Market watchers are hailing the new U.S.-China deal to temporarily cut tariffs as a significant and favorable development for investors. The agreement includes a sharp reduction in reciprocal tariffs, which will decrease from over 100% to just 10% on both sides. While the Trump administration will maintain a 20% tariff on fentanyl-related imports from China, this means that the overall tariff rate on Chinese imports will now stand at 30% during the 90-day pause.
Following the announcement of the U.S.-China tariff agreement, stocks surged in both Europe and Asia. The Stoxx 600 index in Europe climbed 1%, while Germany's DAX reached a one-year high. In Hong Kong, shares jumped approximately 3%. On Wall Street, U.S. stock futures indicated a strong rally, with Nasdaq futures soaring by 3.8%, S&P 500 futures increasing by 2.8%, and Dow Jones Industrial Average futures up by 3.1%.
Analysts and strategists suggest that this new arrangement could reignite a risk-on sentiment in the market, favoring stocks and U.S. assets. Tai Hui, chief market strategist for Asia Pacific at JPMorgan Asset Management, noted that while the deal exceeded expectations, some uncertainty still looms. He emphasized that the magnitude of the tariff reduction is larger than anticipated but cautioned that reaching a more solid trade agreement within just three months may prove challenging.
Jordan Rochester, head of currency strategy at Mizuho Bank, also expressed that the deal is better than expected and may signal the end of the "Sell America" narrative. This narrative has contributed to significant volatility in U.S. assets, including the dollar, Treasurys, and stocks. On the morning of the announcement, the U.S. dollar index rose by 1%, while the yield on the benchmark U.S. 10-year Treasury note increased by 6 basis points.
According to Rochester, the effective tariff rate for Chinese companies will drop dramatically from 108.8% to 27%. This reduction surpasses market expectations, which anticipated a decrease to the 50-60% range. The language used during the press conference suggested that talks could continue beyond the initial 90 days, provided they remain constructive.
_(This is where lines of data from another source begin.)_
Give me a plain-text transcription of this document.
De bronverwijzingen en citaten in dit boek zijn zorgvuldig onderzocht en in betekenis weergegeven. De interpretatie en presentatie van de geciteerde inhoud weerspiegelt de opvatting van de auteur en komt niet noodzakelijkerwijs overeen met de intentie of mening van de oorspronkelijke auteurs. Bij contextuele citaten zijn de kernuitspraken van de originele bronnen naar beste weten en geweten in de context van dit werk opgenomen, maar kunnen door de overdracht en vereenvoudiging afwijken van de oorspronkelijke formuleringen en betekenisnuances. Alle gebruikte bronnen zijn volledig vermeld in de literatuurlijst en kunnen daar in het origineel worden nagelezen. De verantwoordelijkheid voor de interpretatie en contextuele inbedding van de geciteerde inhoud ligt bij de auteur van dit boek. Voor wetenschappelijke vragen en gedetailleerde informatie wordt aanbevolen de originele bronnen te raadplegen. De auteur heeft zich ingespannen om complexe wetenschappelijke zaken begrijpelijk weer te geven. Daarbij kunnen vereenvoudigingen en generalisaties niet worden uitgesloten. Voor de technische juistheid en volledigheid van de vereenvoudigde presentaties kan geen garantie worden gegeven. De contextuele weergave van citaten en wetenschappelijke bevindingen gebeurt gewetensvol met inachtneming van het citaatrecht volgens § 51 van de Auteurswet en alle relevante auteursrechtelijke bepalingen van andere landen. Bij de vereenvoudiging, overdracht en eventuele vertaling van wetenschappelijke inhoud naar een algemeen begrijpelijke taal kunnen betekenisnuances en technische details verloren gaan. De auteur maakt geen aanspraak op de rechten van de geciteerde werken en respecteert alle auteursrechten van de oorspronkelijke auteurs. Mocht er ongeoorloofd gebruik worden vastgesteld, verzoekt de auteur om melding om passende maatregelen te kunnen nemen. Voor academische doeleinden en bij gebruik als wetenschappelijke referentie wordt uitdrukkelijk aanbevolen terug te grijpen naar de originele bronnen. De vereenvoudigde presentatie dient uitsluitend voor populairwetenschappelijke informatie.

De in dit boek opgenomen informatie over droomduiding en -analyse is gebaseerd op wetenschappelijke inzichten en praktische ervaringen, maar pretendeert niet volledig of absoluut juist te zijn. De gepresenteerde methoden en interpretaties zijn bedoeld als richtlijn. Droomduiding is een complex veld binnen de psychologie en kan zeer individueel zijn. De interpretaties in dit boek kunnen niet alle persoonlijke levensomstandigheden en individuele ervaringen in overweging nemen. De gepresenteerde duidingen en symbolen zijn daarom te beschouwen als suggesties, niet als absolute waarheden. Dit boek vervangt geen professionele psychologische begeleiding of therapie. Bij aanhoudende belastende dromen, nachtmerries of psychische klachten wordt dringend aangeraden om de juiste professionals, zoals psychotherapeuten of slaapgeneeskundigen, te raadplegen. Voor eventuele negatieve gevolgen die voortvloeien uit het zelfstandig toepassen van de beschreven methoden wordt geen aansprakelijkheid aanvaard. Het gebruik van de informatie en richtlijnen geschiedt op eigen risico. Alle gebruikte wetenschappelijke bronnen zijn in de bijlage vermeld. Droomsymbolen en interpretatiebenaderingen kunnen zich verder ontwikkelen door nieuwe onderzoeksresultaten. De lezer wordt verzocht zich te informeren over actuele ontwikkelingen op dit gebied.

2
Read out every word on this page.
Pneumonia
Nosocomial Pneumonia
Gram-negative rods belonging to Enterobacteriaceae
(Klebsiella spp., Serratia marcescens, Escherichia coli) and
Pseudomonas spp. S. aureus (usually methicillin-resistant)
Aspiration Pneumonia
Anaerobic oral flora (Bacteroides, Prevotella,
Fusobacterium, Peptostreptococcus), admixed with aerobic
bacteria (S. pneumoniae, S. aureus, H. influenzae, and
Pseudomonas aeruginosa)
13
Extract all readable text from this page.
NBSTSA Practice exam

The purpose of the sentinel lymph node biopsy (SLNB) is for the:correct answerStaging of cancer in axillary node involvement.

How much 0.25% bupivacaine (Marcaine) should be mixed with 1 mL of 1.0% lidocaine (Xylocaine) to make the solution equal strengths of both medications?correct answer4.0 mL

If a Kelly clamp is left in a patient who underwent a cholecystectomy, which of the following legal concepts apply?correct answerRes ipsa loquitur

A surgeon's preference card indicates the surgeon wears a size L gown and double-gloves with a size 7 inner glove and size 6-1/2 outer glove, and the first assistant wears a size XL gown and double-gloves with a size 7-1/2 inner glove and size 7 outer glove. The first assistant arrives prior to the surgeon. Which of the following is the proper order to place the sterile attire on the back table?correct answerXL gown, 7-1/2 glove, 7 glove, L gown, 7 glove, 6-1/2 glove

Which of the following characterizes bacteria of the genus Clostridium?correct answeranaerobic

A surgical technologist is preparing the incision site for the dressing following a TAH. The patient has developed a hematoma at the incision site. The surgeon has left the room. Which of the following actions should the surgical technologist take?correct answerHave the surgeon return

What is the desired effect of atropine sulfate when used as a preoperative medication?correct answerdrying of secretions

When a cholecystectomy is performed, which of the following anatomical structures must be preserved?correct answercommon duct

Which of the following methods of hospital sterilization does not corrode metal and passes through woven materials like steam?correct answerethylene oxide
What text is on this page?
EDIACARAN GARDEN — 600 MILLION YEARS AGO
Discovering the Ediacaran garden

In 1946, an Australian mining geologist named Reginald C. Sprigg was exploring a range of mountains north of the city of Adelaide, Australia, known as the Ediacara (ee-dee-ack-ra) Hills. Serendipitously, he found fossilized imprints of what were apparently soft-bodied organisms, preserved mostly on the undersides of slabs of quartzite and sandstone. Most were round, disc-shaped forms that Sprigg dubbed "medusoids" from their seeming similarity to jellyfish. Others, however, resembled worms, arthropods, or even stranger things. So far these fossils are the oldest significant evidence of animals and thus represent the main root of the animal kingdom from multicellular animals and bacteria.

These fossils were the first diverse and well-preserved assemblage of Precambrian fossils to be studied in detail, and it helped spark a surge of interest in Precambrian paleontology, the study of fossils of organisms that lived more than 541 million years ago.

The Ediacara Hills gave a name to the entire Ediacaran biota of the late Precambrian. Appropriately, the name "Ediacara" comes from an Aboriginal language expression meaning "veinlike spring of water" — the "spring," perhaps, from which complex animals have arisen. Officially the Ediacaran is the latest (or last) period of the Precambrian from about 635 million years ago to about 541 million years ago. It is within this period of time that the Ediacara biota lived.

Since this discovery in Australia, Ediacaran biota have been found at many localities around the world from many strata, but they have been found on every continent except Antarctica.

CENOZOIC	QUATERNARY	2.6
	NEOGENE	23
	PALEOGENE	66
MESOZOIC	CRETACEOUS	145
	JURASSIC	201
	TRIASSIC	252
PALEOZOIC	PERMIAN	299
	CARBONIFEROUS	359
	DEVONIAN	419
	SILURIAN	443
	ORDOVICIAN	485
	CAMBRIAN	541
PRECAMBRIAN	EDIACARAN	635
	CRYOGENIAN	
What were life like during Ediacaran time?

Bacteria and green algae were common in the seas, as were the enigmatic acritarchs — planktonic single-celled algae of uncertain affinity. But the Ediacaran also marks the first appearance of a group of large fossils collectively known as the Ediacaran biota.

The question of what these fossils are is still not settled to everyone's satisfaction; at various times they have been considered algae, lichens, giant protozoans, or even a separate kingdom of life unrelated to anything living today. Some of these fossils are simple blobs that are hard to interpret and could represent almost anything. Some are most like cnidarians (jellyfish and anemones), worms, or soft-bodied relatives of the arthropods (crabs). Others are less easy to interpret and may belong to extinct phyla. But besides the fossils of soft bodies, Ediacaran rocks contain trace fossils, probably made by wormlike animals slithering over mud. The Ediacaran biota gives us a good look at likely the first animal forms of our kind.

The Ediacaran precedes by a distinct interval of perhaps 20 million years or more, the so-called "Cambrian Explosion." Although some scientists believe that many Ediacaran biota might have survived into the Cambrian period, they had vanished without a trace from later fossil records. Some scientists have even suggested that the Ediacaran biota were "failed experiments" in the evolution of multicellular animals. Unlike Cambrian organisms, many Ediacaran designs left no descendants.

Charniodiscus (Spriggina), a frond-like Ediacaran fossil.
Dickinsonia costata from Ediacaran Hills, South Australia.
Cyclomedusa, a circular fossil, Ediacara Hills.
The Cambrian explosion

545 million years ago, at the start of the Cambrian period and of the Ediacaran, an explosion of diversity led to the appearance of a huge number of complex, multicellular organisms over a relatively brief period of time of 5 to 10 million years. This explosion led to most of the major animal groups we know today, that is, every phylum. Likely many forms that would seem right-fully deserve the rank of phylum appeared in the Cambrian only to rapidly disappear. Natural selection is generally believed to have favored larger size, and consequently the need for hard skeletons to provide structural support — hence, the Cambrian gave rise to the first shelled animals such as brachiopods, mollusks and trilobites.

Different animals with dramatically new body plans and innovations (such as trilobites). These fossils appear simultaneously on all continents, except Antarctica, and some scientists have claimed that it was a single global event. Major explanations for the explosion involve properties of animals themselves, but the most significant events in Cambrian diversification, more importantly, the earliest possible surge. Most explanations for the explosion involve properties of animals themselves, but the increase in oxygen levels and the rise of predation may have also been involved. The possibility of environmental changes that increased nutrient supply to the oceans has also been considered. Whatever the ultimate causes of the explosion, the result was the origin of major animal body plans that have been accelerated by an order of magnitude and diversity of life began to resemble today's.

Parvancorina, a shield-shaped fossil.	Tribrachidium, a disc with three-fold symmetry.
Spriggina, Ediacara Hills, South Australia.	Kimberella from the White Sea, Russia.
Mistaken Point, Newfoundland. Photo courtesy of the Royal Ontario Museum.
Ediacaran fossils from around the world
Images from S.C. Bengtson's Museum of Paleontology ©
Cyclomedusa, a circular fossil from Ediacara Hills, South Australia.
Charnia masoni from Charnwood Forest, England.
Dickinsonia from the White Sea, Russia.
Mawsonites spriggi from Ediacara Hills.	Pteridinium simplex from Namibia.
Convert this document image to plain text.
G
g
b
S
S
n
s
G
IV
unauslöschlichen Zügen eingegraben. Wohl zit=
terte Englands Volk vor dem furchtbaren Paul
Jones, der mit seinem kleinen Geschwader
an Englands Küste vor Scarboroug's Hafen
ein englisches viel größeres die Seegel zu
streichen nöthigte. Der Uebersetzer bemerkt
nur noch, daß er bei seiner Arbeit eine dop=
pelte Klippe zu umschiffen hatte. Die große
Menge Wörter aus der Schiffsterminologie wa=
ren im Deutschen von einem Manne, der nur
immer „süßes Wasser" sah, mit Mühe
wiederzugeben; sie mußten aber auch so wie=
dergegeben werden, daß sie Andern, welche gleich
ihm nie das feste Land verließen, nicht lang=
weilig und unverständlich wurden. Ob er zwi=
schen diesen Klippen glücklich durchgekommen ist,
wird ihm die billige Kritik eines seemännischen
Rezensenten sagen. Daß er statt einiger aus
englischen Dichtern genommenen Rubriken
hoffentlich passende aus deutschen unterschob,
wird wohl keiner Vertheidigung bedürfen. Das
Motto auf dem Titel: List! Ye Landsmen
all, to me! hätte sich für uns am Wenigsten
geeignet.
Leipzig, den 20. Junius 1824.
The new U.S.-China agreement has led to optimistic projections from Wall Street strategists. Emmanuel Cau, head of European equity strategy at Barclays, noted the significant rebound in stocks but highlighted ongoing disparities between domestic and export-focused companies. He suggested that the current conditions could allow for further stock price increases.
Strategists at Deutsche Bank have reported a marked increase in their market sentiment following the announcement. They predict that U.S. stocks will outperform European stocks in the short term, asserting that the deal has exceeded even their optimistic expectations.
Mikkel Emil Jensen, senior analyst at Sydbank, characterized the 90-day tariff pause as a major step towards de-escalating the U.S.-China trade war. He pointed out that this agreement reduces uncertainty surrounding global trade and could positively affect demand for container freight. Following the announcement, shares of shipping giant Maersk surged over 12%.
This temporary deal may also encourage companies to increase their inventories in anticipation of potential future trade war escalations, further stimulating economic activity.
Wedbush's Dan Ives described the agreement as a significant win for the market, suggesting that it is just the beginning of more comprehensive negotiations to come. He anticipates that tariff numbers will continue to decline significantly in the months ahead, potentially leading to new market highs, particularly for tech stocks, by 2025.
The resumption of trade between the world's two largest economies is expected to reverse the decline in freight vessels and shipping containers that has occurred since the tariffs were initially announced in April. Investment strategist Lindsay James noted that while the new deal does not fully restore previous tariff levels, it will allow a considerable portion of trade to resume at slightly higher prices.
As the U.S.-China tariff agreement unfolds, its implications are likely to resonate throughout the global economy, presenting opportunities for investors and potentially fostering a more stable trading environment.